Question

It is Hallowe'en after all.

Here's the problem: I'm maintaining some old-ish J2EE code, using Quartz, in which I'm running out of threads. jconsole tells me that there are just short of 60K threads when it goes pear-shaped, of which about 100 (!!) are actually running. Intuition and some googling (see also here) suggest that what's happening is something (I'm betting Quartz) is creating unmanaged threads that never get cleaned up.

Several subquestions:

  1. It there a tool that I can use easily to trace thread creation, so I can be certain the issue is really Quartz?

  2. Most everything I've found about similar problems references Weblogic; is this a false lead for Tomcat?

  3. Does anyone have a known solution?

It's been years since I did J2EE, so I wouldn't be too surprised if this is something that can be solved simply.

Update: It's clearly increasing threads without bound, see this plot from jconsole.

They're dead, Jim

Was it helpful?

Solution

  • Try to increase the logging level of org.quartz.simpl.SimpleThreadPool to debug to get more information.

  • If that does not work, try a logging listener. Quartz has a JobListener interface, which is specified in its tutorial. A listener can help you trace job execution. Maybe jobs just don't finish and get deadlocked.

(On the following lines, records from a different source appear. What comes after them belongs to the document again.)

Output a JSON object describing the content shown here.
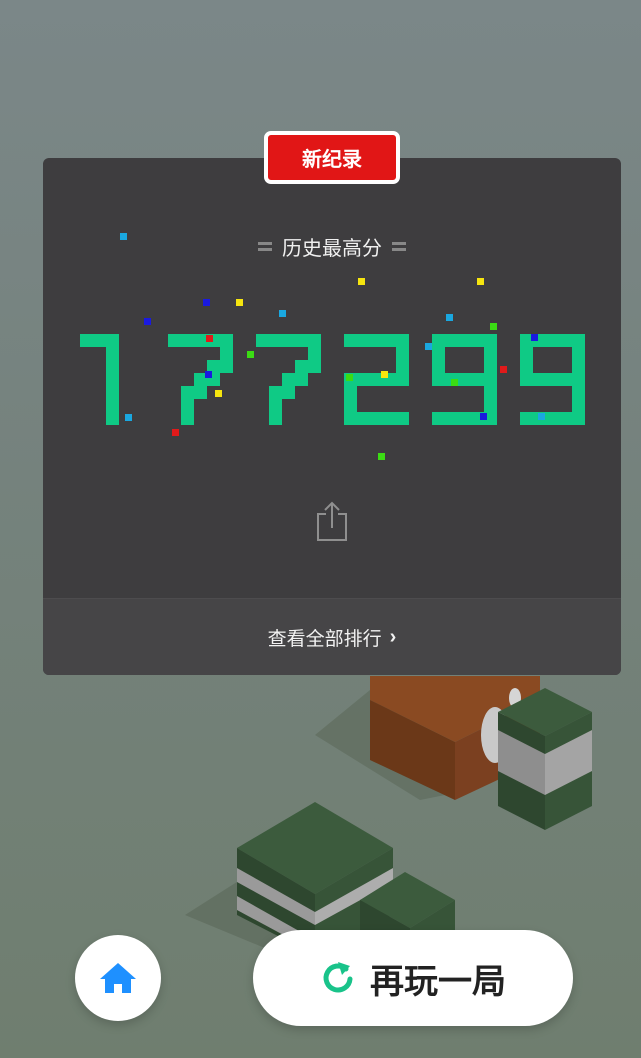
{
  "badge": {
    "label": "新纪录"
  },
  "best": {
    "label": "历史最高分",
    "score": "177299"
  },
  "footer": {
    "label": "查看全部排行",
    "chevron": "›"
  },
  "buttons": {
    "home_icon": "home-icon",
    "share_icon": "share-icon",
    "replay_icon": "replay-icon",
    "replay_label": "再玩一局"
  },
  "colors": {
    "card": "#3e3d3f",
    "score_digits": "#0fca85",
    "badge": "#e11616",
    "home_icon": "#1e90ff",
    "replay_icon": "#19c38a"
  }
}
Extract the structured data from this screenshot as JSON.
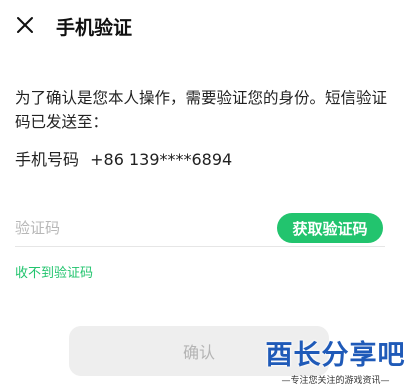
{
  "header": {
    "close_icon": "close-icon",
    "title": "手机验证"
  },
  "content": {
    "description": "为了确认是您本人操作，需要验证您的身份。短信验证码已发送至：",
    "phone_label": "手机号码",
    "phone_number": "+86 139****6894"
  },
  "form": {
    "code_placeholder": "验证码",
    "code_value": "",
    "get_code_label": "获取验证码",
    "no_code_label": "收不到验证码",
    "confirm_label": "确认"
  },
  "watermark": {
    "brand": "酉长分享吧",
    "tagline": "—专注您关注的游戏资讯—"
  },
  "colors": {
    "accent": "#22c46e",
    "brand_blue": "#1f5ab8",
    "button_disabled_bg": "#eeeeee"
  }
}
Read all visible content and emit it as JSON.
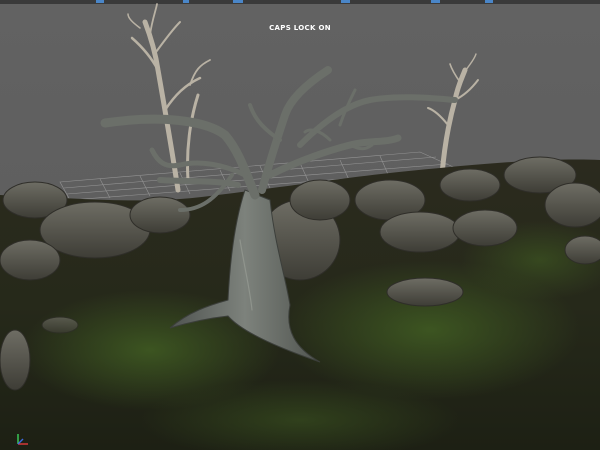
{
  "viewport": {
    "status_message": "CAPS LOCK ON",
    "background_color": "#5f5f5f",
    "grid_color": "#9a9a9a"
  },
  "scene": {
    "objects": [
      "dead-tree-left-icon",
      "dead-tree-right-icon",
      "twisted-tree-icon",
      "rocks-icon",
      "mossy-ground-icon",
      "ground-grid-icon"
    ]
  },
  "gizmo": {
    "icon": "axis-gizmo-icon",
    "x_color": "#e23b3b",
    "y_color": "#3bd15a",
    "z_color": "#3b6be2"
  }
}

  • Configure org.quartz.threadPool.threadCount to stop running out of threads.

update:

  • Also, you might want to take a thread dump and see the thread stats. visual vm has a plugin called TDA, or you can use Thread dump analyzer directly.

  • Just in case, check the quartz version to see if there is no known bug.

OTHER TIPS

Have you had a look with jvisualvm - it gives some more information.

Also, get stack traces to see what the threads are actually waiting on. You might have an aha-feeling right there.